Le modèle algérien en exemple pour l’Afrique
La communication du Dr Kerrar a été grandement appréciée par le public présent et a suscité des débats d’une haute teneur. Les participants ont salué l’extrême sensibilité des sujets abordés et la profondeur de l’analyse présentée.
Ils ont reconnu la valeur et la pertinence des solutions pratiques proposées pour surmonter les défis de la sécurité pharmaceutique en Afrique.
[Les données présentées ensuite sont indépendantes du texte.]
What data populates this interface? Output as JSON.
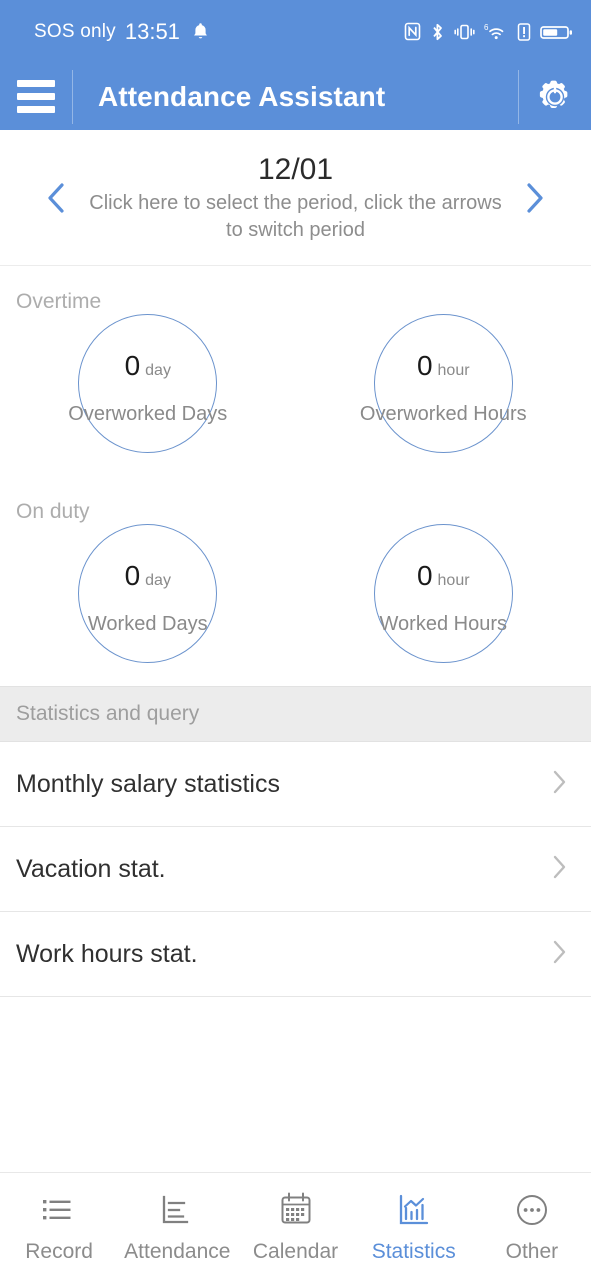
{
  "statusbar": {
    "carrier": "SOS only",
    "time": "13:51",
    "icons_left": [
      "bell-icon"
    ],
    "icons_right": [
      "nfc-icon",
      "bluetooth-icon",
      "vibrate-icon",
      "wifi-6-icon",
      "alert-icon",
      "battery-icon"
    ],
    "text_color": "#ffffff",
    "background": "#5b8fd9"
  },
  "appbar": {
    "menu_icon": "hamburger-menu-icon",
    "title": "Attendance Assistant",
    "action_icon": "settings-gear-icon",
    "background": "#5b8fd9"
  },
  "period": {
    "prev_icon": "chevron-left-icon",
    "next_icon": "chevron-right-icon",
    "date": "12/01",
    "hint": "Click here to select the period, click the arrows to switch period",
    "arrow_color": "#5b8fd9"
  },
  "sections": [
    {
      "title": "Overtime",
      "circles": [
        {
          "value": "0",
          "unit": "day",
          "label": "Overworked Days"
        },
        {
          "value": "0",
          "unit": "hour",
          "label": "Overworked Hours"
        }
      ]
    },
    {
      "title": "On duty",
      "circles": [
        {
          "value": "0",
          "unit": "day",
          "label": "Worked Days"
        },
        {
          "value": "0",
          "unit": "hour",
          "label": "Worked Hours"
        }
      ]
    }
  ],
  "list": {
    "header": "Statistics and query",
    "items": [
      {
        "label": "Monthly salary statistics",
        "chevron": "chevron-right-icon"
      },
      {
        "label": "Vacation stat.",
        "chevron": "chevron-right-icon"
      },
      {
        "label": "Work hours stat.",
        "chevron": "chevron-right-icon"
      }
    ]
  },
  "bottomnav": {
    "active_color": "#5b8fd9",
    "inactive_color": "#8c8c8c",
    "items": [
      {
        "label": "Record",
        "icon": "list-bullets-icon",
        "active": false
      },
      {
        "label": "Attendance",
        "icon": "bar-chart-icon",
        "active": false
      },
      {
        "label": "Calendar",
        "icon": "calendar-icon",
        "active": false
      },
      {
        "label": "Statistics",
        "icon": "statistics-chart-icon",
        "active": true
      },
      {
        "label": "Other",
        "icon": "ellipsis-circle-icon",
        "active": false
      }
    ]
  }
}
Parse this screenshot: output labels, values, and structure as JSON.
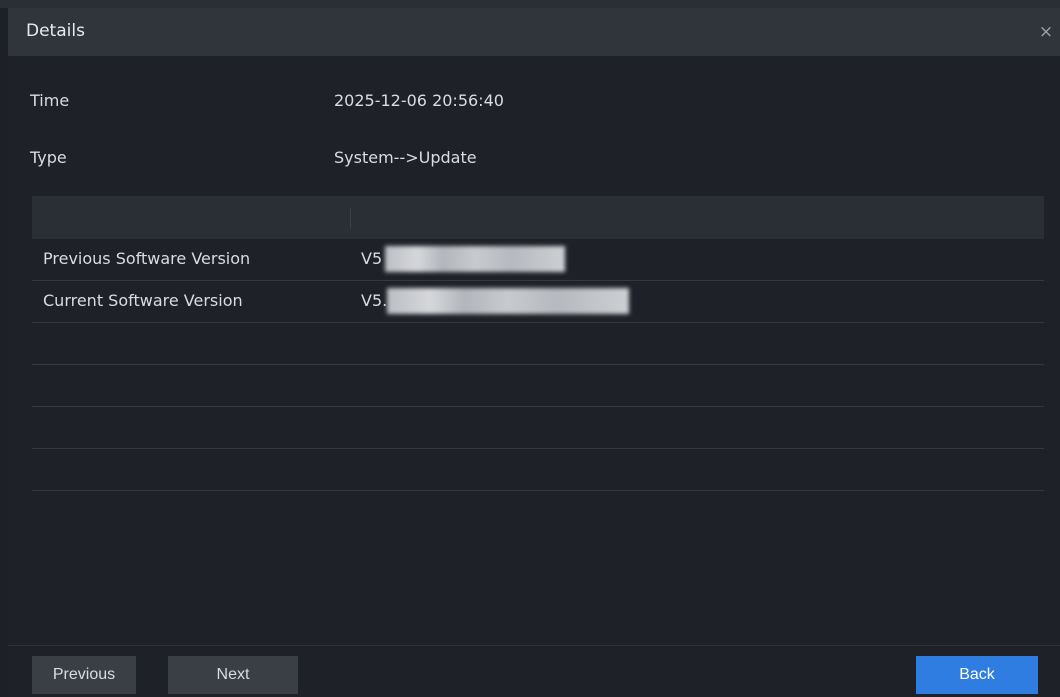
{
  "dialog": {
    "title": "Details",
    "close_glyph": "×"
  },
  "fields": [
    {
      "label": "Time",
      "value": "2025-12-06 20:56:40"
    },
    {
      "label": "Type",
      "value": "System-->Update"
    }
  ],
  "table": {
    "rows": [
      {
        "name": "Previous Software Version",
        "value": "V5"
      },
      {
        "name": "Current Software Version",
        "value": "V5."
      }
    ],
    "empty_rows": 4
  },
  "footer": {
    "previous_label": "Previous",
    "next_label": "Next",
    "back_label": "Back"
  },
  "colors": {
    "background": "#1d2127",
    "titlebar": "#30343b",
    "accent": "#2f7de0"
  }
}
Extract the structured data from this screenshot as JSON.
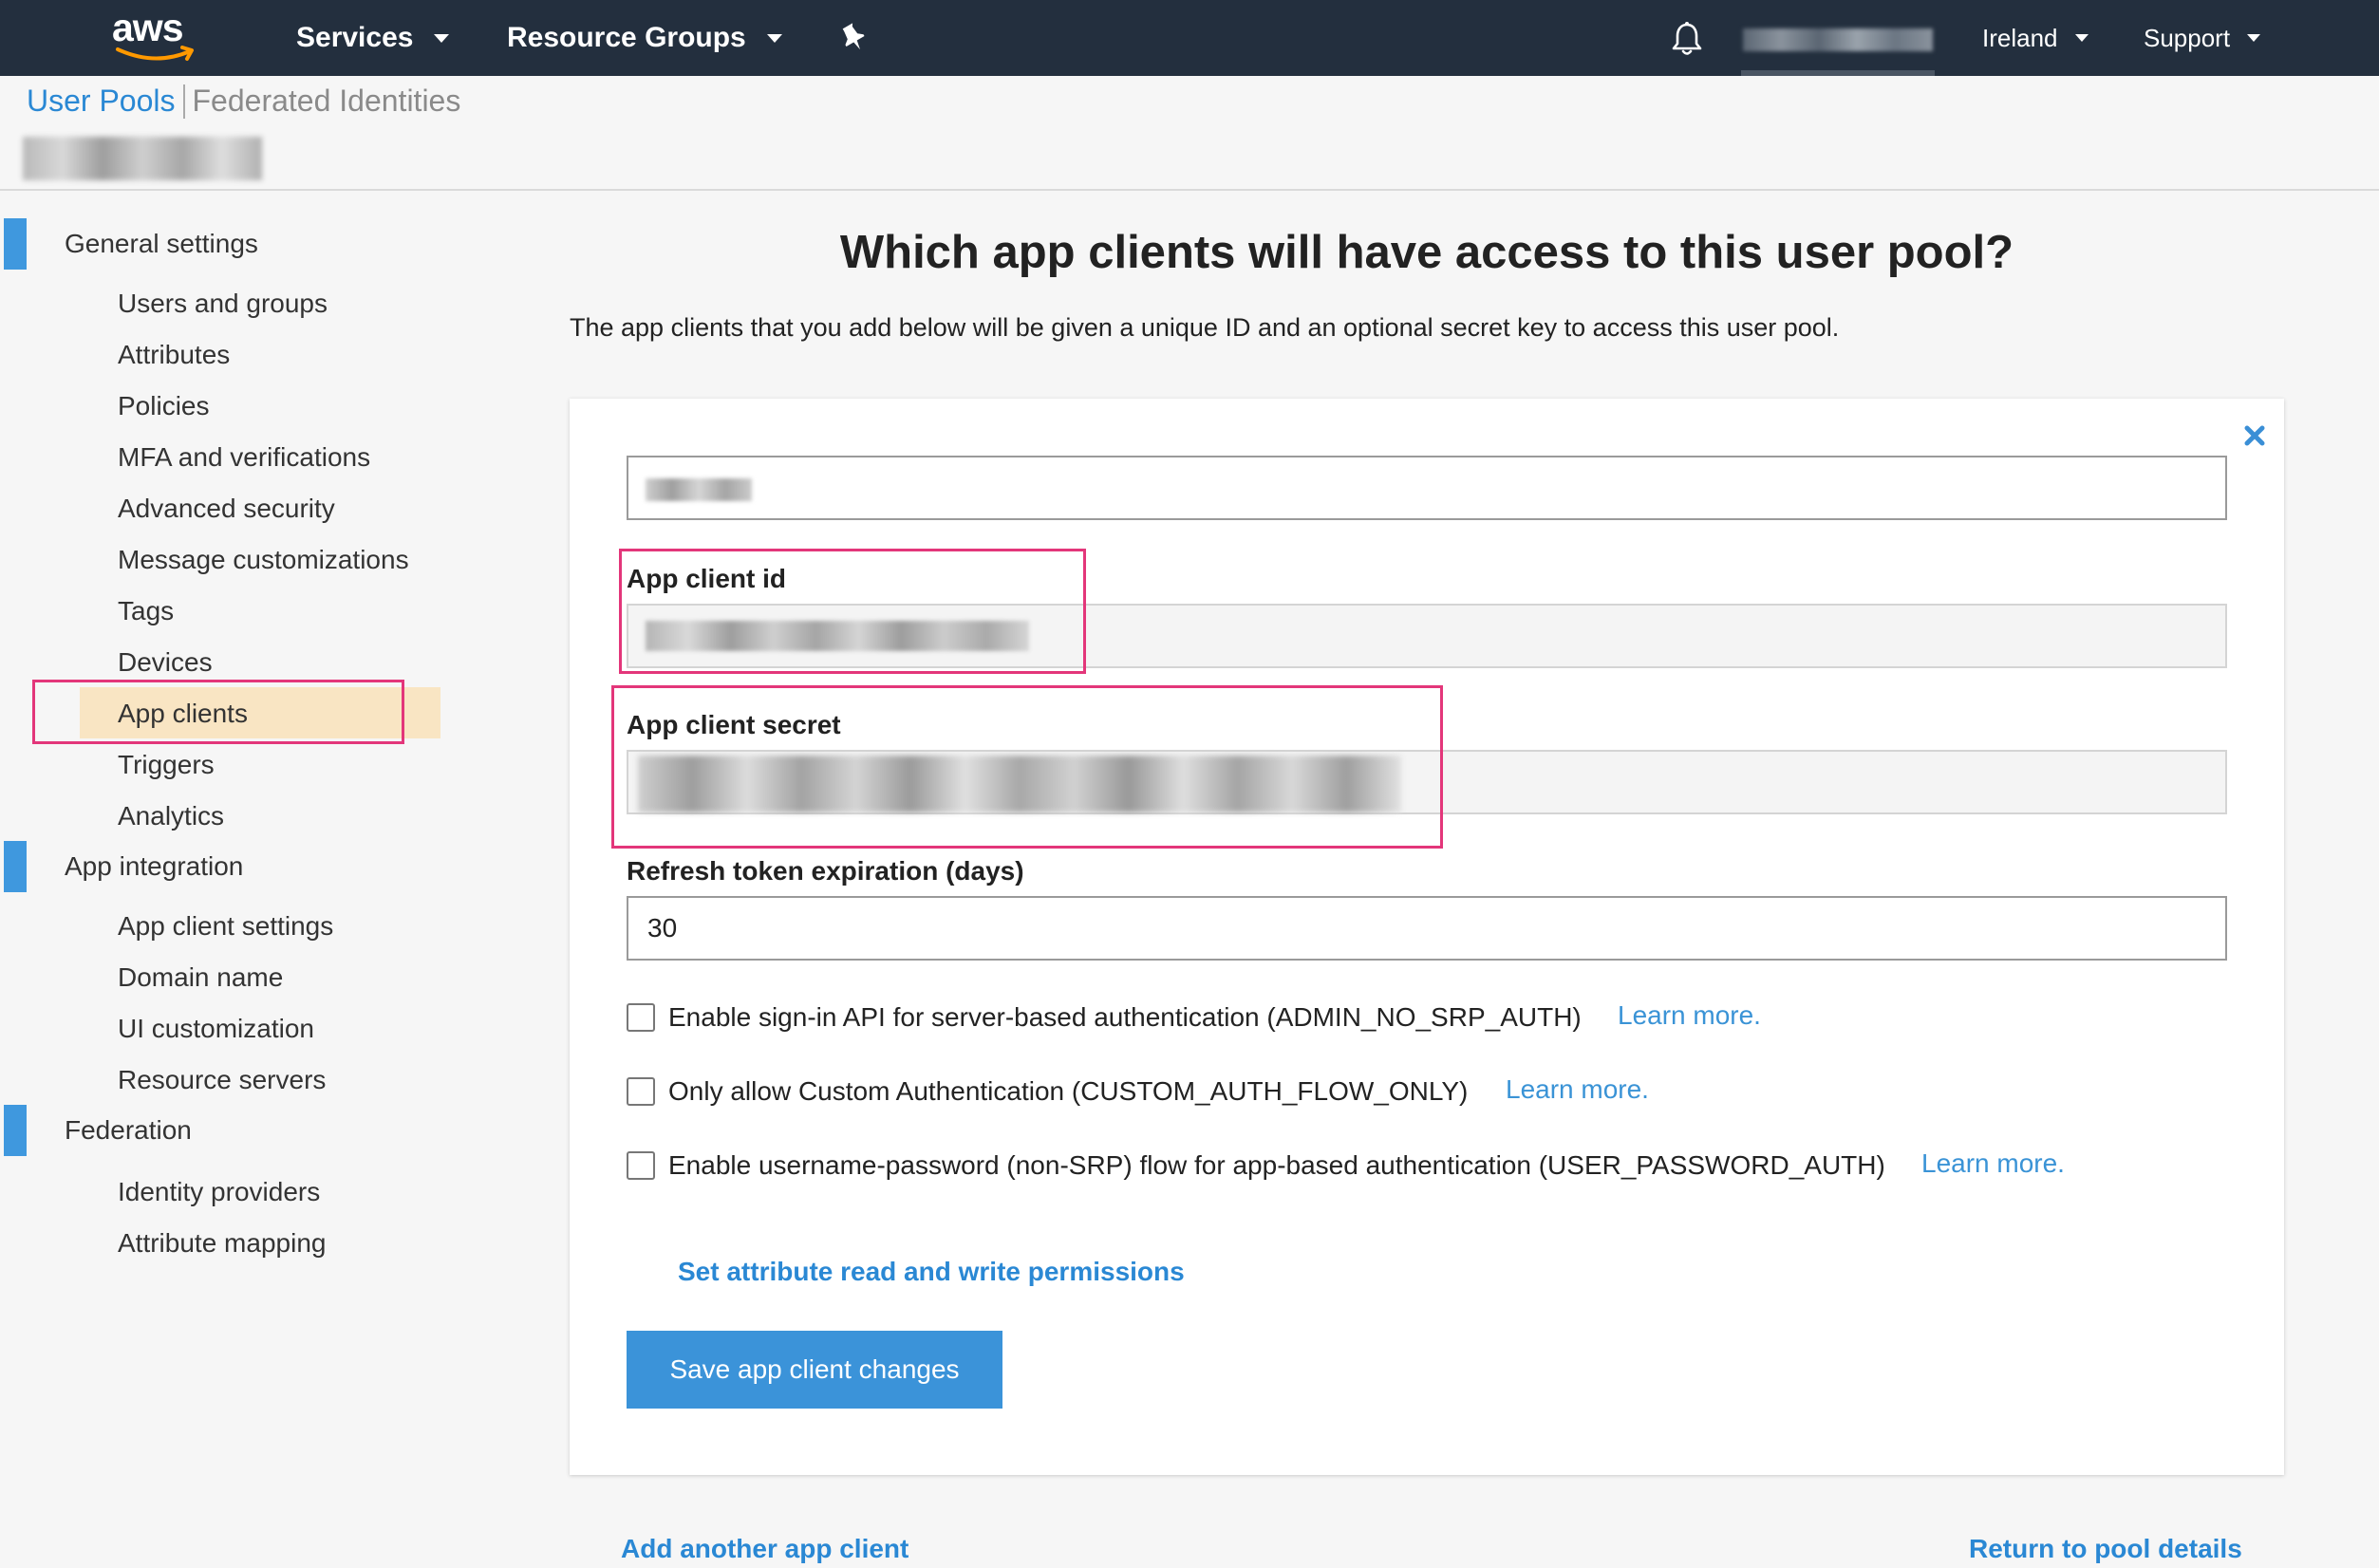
{
  "topbar": {
    "logo": "aws",
    "services_label": "Services",
    "resource_groups_label": "Resource Groups",
    "region_label": "Ireland",
    "support_label": "Support",
    "icons": [
      "pin-icon",
      "bell-icon"
    ]
  },
  "breadcrumb": {
    "user_pools": "User Pools",
    "federated_identities": "Federated Identities"
  },
  "sidebar": {
    "sections": [
      {
        "label": "General settings",
        "items": [
          "Users and groups",
          "Attributes",
          "Policies",
          "MFA and verifications",
          "Advanced security",
          "Message customizations",
          "Tags",
          "Devices",
          "App clients",
          "Triggers",
          "Analytics"
        ]
      },
      {
        "label": "App integration",
        "items": [
          "App client settings",
          "Domain name",
          "UI customization",
          "Resource servers"
        ]
      },
      {
        "label": "Federation",
        "items": [
          "Identity providers",
          "Attribute mapping"
        ]
      }
    ],
    "active_item": "App clients"
  },
  "main": {
    "title": "Which app clients will have access to this user pool?",
    "description": "The app clients that you add below will be given a unique ID and an optional secret key to access this user pool.",
    "app_client_id_label": "App client id",
    "app_client_secret_label": "App client secret",
    "refresh_label": "Refresh token expiration (days)",
    "refresh_value": "30",
    "checkboxes": [
      {
        "label": "Enable sign-in API for server-based authentication (ADMIN_NO_SRP_AUTH)",
        "checked": false,
        "link": "Learn more."
      },
      {
        "label": "Only allow Custom Authentication (CUSTOM_AUTH_FLOW_ONLY)",
        "checked": false,
        "link": "Learn more."
      },
      {
        "label": "Enable username-password (non-SRP) flow for app-based authentication (USER_PASSWORD_AUTH)",
        "checked": false,
        "link": "Learn more."
      }
    ],
    "permissions_link": "Set attribute read and write permissions",
    "save_button": "Save app client changes",
    "add_another": "Add another app client",
    "return_link": "Return to pool details"
  },
  "colors": {
    "topbar": "#232f3e",
    "link": "#2a88d4",
    "button": "#3b93d9",
    "sidebar_marker": "#3f98de",
    "active_item_bg": "#f9e5c3",
    "highlight": "#e3367a"
  }
}
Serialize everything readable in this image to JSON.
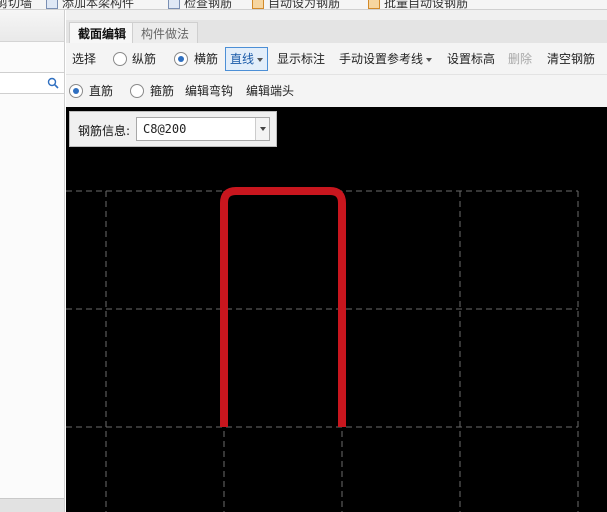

Il faut souligner, à cet égard, que le Dr Kerrar a clôturé sa présentation par un bref aperçu de l’expérience initiée par l’Algérie aux fins de promouvoir sa propre industrie pharmaceutique locale.
Il a souligné les différentes mesures prises en ce sens par le gouvernement, telles que : la priorité d’enregistrement donnée à la fabrication locale ; les incitations fiscales et parafiscales substantielles ; la régulation et l’encadrement stricts de l’importation de produits pharmaceutiques et la majoration dans le remboursement par les caisses de Sécurité Sociale pour les produits génériques et/ou produits fabriqués localement.
« Les résultats concrets obtenus par l’Algérie en font un parfait exemple et un modèle qui pourrait suivi et adapté au contexte particulier de nombreux pays africains. », a-t-il affirmé.
Il a indiqué aussi que le marché pharmaceutique algérien estimé aujourd’hui à quelques 3,3 milliards de dollars, pèse d’un poids significatif. La production locale, qui représentait autour de 15% des mises en marché au début des années 2000, couvre maintenant plus de 71 % des besoins en produits pharmaceutiques et plus de 90 % dans quatre classes thérapeutiques.
C’est là un succès indéniable qui pourrait inspirer très utilement de nombreux pays du continent africain.